Le 21 novembre 1993 le requérant, qui est journaliste professionnel, publia dans le quotidien italien “Il GIORNALE”, sous la rubrique « La gueule du lion », un article sur le magistrat Caselli, à cette époque chef du parquet de Palerme. L’article voulait être un “portrait” de ce magistrat. Il était intitulé “Caselli, la houppe blanche de la justice” et sous-titré “Ecole religieuse, militantisme communiste comme l’ami Violante (...)”.
Dans l’article, le requérant, après avoir fait référence à la procédure ouverte par Caselli contre Andreotti, homme d’Etat italien très connu, accusé du crime de complicité externe d’association mafieuse (appoggio esterno alla mafia), s’exprimait de la manière suivante :
« (…) A l’université, [Caselli] se rapprocha du Pci [Parti communiste italien], le parti qui exalte les frustrés. Quand il entra dans la magistrature, il prêta un triple serment d’obédience : à Dieu, à la loi et à la rue Botteghe Oscure [siège de l’ancien Parti communiste italien, puis du Pds, Parti démocratique de la gauche]. Et [Caselli] devint le juge qu’il est depuis trente ans : pieux, sévère et partisan.
Mais on ne le comprendrait pas vraiment si l’on n’évoquait pas ici son alter ego, en la personne de Violante, son frère jumeau. Turinois tous les deux. Même âge – cinquante-deux ans. Elevés l’un comme l’autre chez les frères. Même militantisme communiste. Tous deux magistrats. Un accord profond. Violante, la tête, appelle. Caselli, le bras, répond.
Luciano [Violante] a toujours eu une longueur d’avance sur Giancarlo [Caselli]. Au milieu des années 70, il inculpa pour tentative de coup d’Etat Edgardo Sogno, ancien résistant mais aussi anticommuniste. Ce fut un procès politique typique qui n’aboutit nulle part. Violante, au lieu de faire l’objet d’une enquête judiciaire, démarra une véritable carrière. En 1979, il fut élu député dans les rangs du Pci. Et depuis lors, il est toujours le ministre fantôme de la justice de la rue Botteghe Oscure. (…)
(…) [Caselli] est un juge en vue. Il est en première ligne dans la lutte contre le terrorisme. C’est lui qui obtint les aveux de Patrizio Peci, dont le repentir sera un désastre pour les Br [Brigades rouges].
Pendant ce temps, le Pci a mis en branle sa stratégie de conquête des parquets des différentes villes. Cette lutte, dont le Pds a repris le flambeau, est toujours d’actualité. (…) La première idée, c’est que si les communistes ne parviennent pas à conquérir le pouvoir par les élections, ils peuvent le faire en forçant la serrure judiciaire. Le matériel ne manque pas. Les démocrates chrétiens et les socialistes sont de véritables voleurs et il sera aisé de les coincer. La seconde idée est plus géniale que la première : l’ouverture d’une information judiciaire suffit pour démanteler les carrières ; il n’est pas utile d’aller jusqu’au procès, il suffit de clouer quelqu’un au pilori. Et pour ce faire, il faut contrôler l’ensemble des parquets.

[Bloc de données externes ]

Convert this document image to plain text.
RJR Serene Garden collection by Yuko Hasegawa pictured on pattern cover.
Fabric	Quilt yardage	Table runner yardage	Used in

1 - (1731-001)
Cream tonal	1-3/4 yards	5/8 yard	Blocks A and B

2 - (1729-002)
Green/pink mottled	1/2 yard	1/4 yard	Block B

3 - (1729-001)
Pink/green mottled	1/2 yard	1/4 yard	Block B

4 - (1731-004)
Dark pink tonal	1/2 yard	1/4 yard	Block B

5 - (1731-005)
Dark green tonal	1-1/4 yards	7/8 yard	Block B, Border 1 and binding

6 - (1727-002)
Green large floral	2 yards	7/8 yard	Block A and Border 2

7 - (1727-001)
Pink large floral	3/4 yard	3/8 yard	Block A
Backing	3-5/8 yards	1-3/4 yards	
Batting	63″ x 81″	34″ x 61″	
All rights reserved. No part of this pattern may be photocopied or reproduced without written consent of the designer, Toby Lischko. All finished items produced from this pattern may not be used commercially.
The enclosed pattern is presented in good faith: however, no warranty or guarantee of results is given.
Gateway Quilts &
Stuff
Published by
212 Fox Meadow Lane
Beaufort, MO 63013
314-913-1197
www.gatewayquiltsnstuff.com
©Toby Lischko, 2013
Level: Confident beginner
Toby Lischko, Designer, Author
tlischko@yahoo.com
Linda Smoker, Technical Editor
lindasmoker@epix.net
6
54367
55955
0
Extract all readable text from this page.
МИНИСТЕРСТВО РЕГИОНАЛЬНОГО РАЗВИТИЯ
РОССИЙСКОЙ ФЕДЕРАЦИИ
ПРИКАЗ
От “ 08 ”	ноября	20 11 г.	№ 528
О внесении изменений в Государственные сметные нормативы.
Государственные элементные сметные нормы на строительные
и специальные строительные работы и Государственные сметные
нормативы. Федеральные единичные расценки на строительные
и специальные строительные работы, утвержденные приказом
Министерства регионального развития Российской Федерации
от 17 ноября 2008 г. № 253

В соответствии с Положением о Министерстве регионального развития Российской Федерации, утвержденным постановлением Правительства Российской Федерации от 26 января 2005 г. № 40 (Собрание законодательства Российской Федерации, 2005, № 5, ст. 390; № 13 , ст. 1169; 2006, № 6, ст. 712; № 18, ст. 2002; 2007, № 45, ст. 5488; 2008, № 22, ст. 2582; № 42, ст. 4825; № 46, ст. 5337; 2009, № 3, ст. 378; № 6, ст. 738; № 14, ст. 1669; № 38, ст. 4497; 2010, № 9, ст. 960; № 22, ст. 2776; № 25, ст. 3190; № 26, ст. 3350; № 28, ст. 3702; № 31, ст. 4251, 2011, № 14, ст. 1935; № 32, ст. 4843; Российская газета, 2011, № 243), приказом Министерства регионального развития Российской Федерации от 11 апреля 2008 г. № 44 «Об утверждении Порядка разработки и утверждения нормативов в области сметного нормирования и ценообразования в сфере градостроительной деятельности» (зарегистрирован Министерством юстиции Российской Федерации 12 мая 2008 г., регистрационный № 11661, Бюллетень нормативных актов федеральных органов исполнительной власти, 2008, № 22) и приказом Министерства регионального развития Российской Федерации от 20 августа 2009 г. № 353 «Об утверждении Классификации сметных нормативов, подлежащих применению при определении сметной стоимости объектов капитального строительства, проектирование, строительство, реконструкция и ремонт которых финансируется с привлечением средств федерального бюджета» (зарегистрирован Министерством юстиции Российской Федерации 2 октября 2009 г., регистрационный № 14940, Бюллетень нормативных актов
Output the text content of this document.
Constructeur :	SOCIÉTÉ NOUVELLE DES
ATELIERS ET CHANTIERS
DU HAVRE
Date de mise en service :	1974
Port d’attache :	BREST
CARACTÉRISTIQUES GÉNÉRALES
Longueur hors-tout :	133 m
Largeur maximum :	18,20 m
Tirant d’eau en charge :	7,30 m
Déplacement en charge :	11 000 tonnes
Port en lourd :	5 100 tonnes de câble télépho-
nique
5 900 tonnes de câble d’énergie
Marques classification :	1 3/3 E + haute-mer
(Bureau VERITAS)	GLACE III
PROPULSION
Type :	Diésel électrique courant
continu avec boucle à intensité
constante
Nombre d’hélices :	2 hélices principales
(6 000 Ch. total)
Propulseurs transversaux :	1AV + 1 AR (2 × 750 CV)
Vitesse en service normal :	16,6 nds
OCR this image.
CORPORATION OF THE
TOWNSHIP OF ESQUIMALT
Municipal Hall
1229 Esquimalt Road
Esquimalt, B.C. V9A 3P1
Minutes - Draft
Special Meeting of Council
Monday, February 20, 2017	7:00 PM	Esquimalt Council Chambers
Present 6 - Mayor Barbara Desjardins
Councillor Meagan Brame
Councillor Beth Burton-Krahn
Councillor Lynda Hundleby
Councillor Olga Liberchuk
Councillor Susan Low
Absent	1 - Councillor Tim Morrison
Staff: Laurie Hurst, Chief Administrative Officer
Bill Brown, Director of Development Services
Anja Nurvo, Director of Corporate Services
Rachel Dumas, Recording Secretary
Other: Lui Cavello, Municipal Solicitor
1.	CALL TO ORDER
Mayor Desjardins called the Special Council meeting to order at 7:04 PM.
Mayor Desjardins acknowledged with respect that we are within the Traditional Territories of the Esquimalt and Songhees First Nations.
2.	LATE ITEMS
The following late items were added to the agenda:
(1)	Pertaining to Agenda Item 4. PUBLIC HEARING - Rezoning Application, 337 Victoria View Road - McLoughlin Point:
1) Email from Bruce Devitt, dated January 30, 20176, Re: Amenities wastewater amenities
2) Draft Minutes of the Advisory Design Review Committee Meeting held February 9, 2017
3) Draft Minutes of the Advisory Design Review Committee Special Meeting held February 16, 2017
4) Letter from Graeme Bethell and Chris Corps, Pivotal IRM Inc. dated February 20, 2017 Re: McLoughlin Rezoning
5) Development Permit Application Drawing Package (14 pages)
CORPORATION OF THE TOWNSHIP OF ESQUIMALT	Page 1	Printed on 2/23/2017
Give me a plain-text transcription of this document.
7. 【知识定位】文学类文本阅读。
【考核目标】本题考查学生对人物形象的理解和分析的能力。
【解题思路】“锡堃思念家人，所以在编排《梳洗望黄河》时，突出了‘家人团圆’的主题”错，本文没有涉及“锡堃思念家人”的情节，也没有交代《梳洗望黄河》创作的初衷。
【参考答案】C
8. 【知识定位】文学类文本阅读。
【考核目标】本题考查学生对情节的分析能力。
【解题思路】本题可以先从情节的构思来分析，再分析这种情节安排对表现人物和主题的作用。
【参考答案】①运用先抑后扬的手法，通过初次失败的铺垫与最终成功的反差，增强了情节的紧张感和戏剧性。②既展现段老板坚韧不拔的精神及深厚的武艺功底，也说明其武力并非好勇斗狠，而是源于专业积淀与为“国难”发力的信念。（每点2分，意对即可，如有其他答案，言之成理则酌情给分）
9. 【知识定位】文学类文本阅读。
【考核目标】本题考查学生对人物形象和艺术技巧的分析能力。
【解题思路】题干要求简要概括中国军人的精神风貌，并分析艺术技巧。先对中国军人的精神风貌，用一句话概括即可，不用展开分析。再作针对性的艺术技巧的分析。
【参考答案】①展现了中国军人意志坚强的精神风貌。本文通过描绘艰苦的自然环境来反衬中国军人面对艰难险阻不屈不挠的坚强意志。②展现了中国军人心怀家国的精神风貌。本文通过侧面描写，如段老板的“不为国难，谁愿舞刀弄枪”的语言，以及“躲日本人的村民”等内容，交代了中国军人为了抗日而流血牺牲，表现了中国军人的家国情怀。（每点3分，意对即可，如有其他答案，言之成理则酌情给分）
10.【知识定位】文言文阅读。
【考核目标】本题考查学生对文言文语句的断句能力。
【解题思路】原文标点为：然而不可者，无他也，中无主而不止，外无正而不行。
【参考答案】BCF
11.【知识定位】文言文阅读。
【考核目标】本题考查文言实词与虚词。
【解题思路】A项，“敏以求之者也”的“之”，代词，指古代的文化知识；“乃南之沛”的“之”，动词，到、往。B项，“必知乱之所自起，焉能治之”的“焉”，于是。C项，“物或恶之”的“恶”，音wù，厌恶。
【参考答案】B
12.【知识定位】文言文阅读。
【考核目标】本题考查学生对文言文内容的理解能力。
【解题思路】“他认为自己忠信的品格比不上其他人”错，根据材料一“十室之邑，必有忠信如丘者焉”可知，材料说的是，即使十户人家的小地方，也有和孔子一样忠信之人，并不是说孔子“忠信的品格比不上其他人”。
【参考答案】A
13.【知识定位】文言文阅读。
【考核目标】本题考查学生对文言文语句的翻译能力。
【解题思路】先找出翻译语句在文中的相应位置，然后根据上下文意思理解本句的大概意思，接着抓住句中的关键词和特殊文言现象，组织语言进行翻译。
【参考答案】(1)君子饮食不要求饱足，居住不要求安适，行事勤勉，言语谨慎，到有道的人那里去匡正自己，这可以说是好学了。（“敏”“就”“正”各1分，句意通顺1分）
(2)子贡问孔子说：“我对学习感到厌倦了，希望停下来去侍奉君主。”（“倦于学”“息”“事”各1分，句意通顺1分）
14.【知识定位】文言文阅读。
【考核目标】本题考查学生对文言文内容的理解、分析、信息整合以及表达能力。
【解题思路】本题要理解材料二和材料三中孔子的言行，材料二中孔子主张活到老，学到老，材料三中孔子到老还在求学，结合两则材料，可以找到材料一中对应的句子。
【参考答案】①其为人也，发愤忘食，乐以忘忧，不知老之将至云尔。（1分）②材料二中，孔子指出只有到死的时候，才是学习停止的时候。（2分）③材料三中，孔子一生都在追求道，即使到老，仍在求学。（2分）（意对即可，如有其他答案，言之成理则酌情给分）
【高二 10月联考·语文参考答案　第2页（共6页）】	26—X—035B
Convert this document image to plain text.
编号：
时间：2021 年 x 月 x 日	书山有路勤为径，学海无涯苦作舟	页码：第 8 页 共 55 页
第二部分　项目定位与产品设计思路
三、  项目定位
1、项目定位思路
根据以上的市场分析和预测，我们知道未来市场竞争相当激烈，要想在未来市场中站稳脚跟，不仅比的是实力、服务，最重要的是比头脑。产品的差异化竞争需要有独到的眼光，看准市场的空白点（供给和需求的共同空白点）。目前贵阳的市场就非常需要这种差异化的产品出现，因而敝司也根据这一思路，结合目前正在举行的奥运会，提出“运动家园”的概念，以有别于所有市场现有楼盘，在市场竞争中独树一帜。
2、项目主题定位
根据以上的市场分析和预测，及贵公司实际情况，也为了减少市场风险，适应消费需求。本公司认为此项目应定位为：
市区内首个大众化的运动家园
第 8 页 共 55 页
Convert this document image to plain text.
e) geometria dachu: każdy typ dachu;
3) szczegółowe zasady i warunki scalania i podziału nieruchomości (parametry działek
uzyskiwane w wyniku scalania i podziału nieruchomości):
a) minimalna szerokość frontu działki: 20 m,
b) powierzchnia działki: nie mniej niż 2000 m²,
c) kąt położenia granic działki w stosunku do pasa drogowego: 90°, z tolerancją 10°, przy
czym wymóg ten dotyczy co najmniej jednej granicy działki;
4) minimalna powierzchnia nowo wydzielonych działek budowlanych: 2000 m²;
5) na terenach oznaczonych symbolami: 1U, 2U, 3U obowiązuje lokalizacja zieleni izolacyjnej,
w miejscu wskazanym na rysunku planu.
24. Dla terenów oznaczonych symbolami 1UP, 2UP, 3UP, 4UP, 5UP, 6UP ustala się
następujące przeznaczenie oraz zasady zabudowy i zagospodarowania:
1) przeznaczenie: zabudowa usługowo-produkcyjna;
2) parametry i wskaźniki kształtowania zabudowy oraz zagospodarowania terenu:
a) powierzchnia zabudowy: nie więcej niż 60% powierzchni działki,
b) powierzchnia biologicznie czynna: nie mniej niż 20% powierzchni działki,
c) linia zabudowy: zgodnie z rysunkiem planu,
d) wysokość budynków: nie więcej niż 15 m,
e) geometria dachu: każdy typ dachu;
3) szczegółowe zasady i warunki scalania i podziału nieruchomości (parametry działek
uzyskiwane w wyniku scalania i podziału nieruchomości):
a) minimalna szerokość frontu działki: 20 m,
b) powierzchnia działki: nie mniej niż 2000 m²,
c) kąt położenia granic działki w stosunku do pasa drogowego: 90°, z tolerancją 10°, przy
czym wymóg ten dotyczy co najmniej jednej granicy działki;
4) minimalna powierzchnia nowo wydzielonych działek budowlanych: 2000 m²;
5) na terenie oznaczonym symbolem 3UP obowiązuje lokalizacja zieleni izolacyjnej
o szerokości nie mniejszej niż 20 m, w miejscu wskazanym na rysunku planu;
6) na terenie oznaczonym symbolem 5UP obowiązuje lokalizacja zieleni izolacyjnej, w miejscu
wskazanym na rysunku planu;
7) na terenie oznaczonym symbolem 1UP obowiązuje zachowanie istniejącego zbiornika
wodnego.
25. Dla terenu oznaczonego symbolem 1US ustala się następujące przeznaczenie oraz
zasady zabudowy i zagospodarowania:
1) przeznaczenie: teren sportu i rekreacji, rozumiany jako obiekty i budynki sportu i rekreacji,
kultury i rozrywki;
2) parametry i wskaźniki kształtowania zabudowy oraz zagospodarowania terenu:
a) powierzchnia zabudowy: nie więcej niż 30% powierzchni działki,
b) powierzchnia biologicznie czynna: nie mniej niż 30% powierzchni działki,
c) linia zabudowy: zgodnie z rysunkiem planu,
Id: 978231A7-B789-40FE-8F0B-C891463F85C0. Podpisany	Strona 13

Ainsi naît Tangentopoli. Les Craxi, les De Lorenzo et les autres sont immédiatement pris la main dans le sac et anéantis. Mais pour que le tableau soit complet, il manque Andreotti (…).
C’est justement à ce moment-là que Giancarlo [Caselli] se prépare à quitter la pluie de Turin pour le soleil de Palerme. (…)
Une fois à Palerme, son destin et celui d’Andreotti se croisent, alors que les deux hommes étaient restés éloignés pendant des années. Moins de deux mois plus tard, le sénateur à vie est subitement accusé d’appartenir à la mafia. Le dossier est un invraisemblable fourre-tout. (…)
En avril, Caselli s’envole pour les Etats-Unis et y rencontre Buscetta. Il offre à ce repenti onze millions de lires par mois pour continuer à collaborer. [Buscetta] pourra encore lui servir au cours de l’instruction, même si l’issue n’a plus beaucoup d’importance. Le résultat visé est atteint.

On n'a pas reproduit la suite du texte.